How do you know if someone is a Christian? Belief in Jesus, obviously, but are there any overt markers that can we can identify? Are there any traits they have in common? Different spiritual gifts mean different areas of service, so it’s hard to say “Christians preach” or “Christians encourage”. Many do, but I imagine that at some point in the past people looked at the Christians they knew and noticed that they attended church, read their Bibles, and prayed. These were behaviors common to the majority of Christians.

So far, this makes sense; these ARE behaviors I would expect from a Christian. Unfortunately, this is where Goodhart’s Law steps in and reverses the equation. That which was a metric instead becomes the goal. At the start of this, being Christian meant you read the Bible, attended church, and prayed. Now, that was reversed: reading the Bible, attending church, and praying meant you were Christian.

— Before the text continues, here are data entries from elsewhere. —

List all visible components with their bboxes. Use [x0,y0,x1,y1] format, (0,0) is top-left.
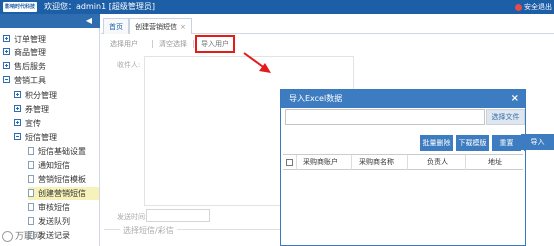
sidebar-item-label: 短信基础设置 [38,147,86,156]
expand-icon [3,35,10,42]
recipient-label: 收件人: [117,61,141,69]
clear-selection-button[interactable]: 清空选择 [155,36,191,52]
dialog-header: 导入Excel数据 × [281,90,525,108]
sidebar-item-label: 审核短信 [38,203,70,212]
sidebar-item-label: 通知短信 [38,161,70,170]
document-icon [28,188,34,197]
send-time-select[interactable] [146,209,210,222]
tab-bar: 首页 创建营销短信 × [101,16,554,34]
column-header: 采购商名称 [359,158,394,166]
tab-create-marketing-sms[interactable]: 创建营销短信 × [129,18,192,34]
watermark-logo-icon [2,231,13,242]
sidebar-item-label: 营销短信模板 [38,175,86,184]
sidebar-item-label: 订单管理 [14,35,46,44]
close-icon[interactable]: × [511,90,519,108]
column-header: 地址 [488,158,502,166]
document-icon [28,146,34,155]
top-bar: 影响时代科技 欢迎您：admin1 [超级管理员] 安全退出 [0,0,554,14]
expand-icon [3,48,10,55]
power-icon [515,3,522,11]
column-divider [465,155,466,170]
batch-delete-button[interactable]: 批量删除 [420,135,453,151]
reset-button[interactable]: 重置 [492,135,521,151]
close-icon[interactable]: × [180,23,186,31]
toolbar-divider [193,40,194,48]
sidebar: ◀ 订单管理 商品管理 售后服务 营销工具 积分管理 券管理 宣传 短信管理 短… [0,14,100,246]
sidebar-item-label: 发送记录 [38,231,70,240]
select-file-button[interactable]: 选择文件 [486,109,525,125]
expand-icon [14,91,21,98]
sidebar-item-label: 售后服务 [14,62,46,71]
logout-button[interactable]: 安全退出 [515,1,552,13]
watermark-text: 万联网 [15,232,43,242]
logout-label: 安全退出 [524,3,552,11]
sidebar-item-label: 券管理 [25,105,49,114]
sidebar-item-marketing[interactable]: 营销工具 [3,74,99,87]
sidebar-collapse-button[interactable]: ◀ [0,14,100,28]
welcome-text: 欢迎您：admin1 [超级管理员] [44,2,155,11]
sidebar-item-products[interactable]: 商品管理 [3,46,99,59]
send-time-label: 发送时间: [117,213,148,221]
table-header: 采购商账户 采购商名称 负责人 地址 [283,154,523,170]
document-icon [28,174,34,183]
sidebar-item-sms[interactable]: 短信管理 [14,131,99,144]
watermark: 万联网 [2,229,42,242]
toolbar-divider [152,40,153,48]
tab-home[interactable]: 首页 [103,18,129,34]
sidebar-item-notify-sms[interactable]: 通知短信 [28,159,99,172]
sidebar-item-label: 商品管理 [14,48,46,57]
column-divider [296,155,297,170]
sidebar-item-label: 宣传 [25,119,41,128]
sidebar-item-label: 短信管理 [25,133,57,142]
tab-label: 首页 [109,23,123,31]
document-icon [28,202,34,211]
sidebar-item-points[interactable]: 积分管理 [14,89,99,102]
chevron-left-icon: ◀ [85,16,92,25]
sidebar-item-after-sales[interactable]: 售后服务 [3,60,99,73]
column-divider [407,155,408,170]
sidebar-item-orders[interactable]: 订单管理 [3,33,99,46]
expand-icon [14,119,21,126]
template-legend: 选择短信/彩信 [120,225,177,236]
column-header: 采购商账户 [303,158,338,166]
sidebar-item-send-queue[interactable]: 发送队列 [28,215,99,228]
dialog-title: 导入Excel数据 [289,94,343,103]
collapse-icon [14,133,21,140]
select-user-button[interactable]: 选择用户 [106,36,142,52]
arrow-annotation-icon [243,52,271,73]
sidebar-item-marketing-templates[interactable]: 营销短信模板 [28,173,99,186]
import-button[interactable]: 导入 [521,134,554,150]
sidebar-item-sms-settings[interactable]: 短信基础设置 [28,145,99,158]
download-template-button[interactable]: 下载模版 [456,135,489,151]
column-divider [351,155,352,170]
import-user-button[interactable]: 导入用户 [195,35,235,53]
sidebar-item-label: 营销工具 [14,76,46,85]
document-icon [28,216,34,225]
logo: 影响时代科技 [3,2,37,12]
sidebar-item-label: 创建营销短信 [38,189,86,198]
document-icon [28,160,34,169]
column-header: 负责人 [427,158,448,166]
import-excel-dialog: 导入Excel数据 × 选择文件 批量删除 下载模版 重置 采购商账户 采购商名… [280,89,526,246]
sidebar-item-label: 积分管理 [25,91,57,100]
collapse-icon [3,76,10,83]
expand-icon [14,105,21,112]
sidebar-item-promotion[interactable]: 宣传 [14,117,99,130]
expand-icon [3,62,10,69]
file-path-input[interactable] [285,109,485,125]
sidebar-item-label: 发送队列 [38,217,70,226]
sidebar-item-coupons[interactable]: 券管理 [14,103,99,116]
sidebar-item-review-sms[interactable]: 审核短信 [28,201,99,214]
tab-label: 创建营销短信 [135,23,177,31]
sidebar-item-create-marketing-sms[interactable]: 创建营销短信 [28,187,99,200]
select-all-checkbox[interactable] [286,159,293,166]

It seems like a subtle difference, but the way it influences people is incredible. What were once external indicators of a desirable state of mind instead become desirable themselves. As people strive to emulate these behaviors, they miss that those behaviors are only indicators of achieving the goal…not the goal itself.

Once I realized this, I recognized the pitfall in my plan. By creating rules (even good and helpful rules), I was opening myself up to Goodhart’s law. If I set a goal of eating a set number of calories, it would be possible to meet the goal…and still miss the point.

I was okay with imperfect rules as long as they helped me obtain my goal of avoiding sin. Now, though, I realize I need more than that.

At this point, I’m honestly not sure if I’m going to be able to create any meaningful boundaries. It’s disappointing, but not a failure. I started this wanting a better understanding of sin, and I still do. Nothing has changed there, and I’m still going to explore what I can.

When it’s all said and done, I think that’s what matters. Even I live to be a thousand, I’m sure I won’t get it all right. If that’s true, there must be more to success than correctness. Maybe—just maybe—it’s the genuine quest for improvement that is important. If so, then I’m doing all right.

As long as I don’t let it become my target or anything.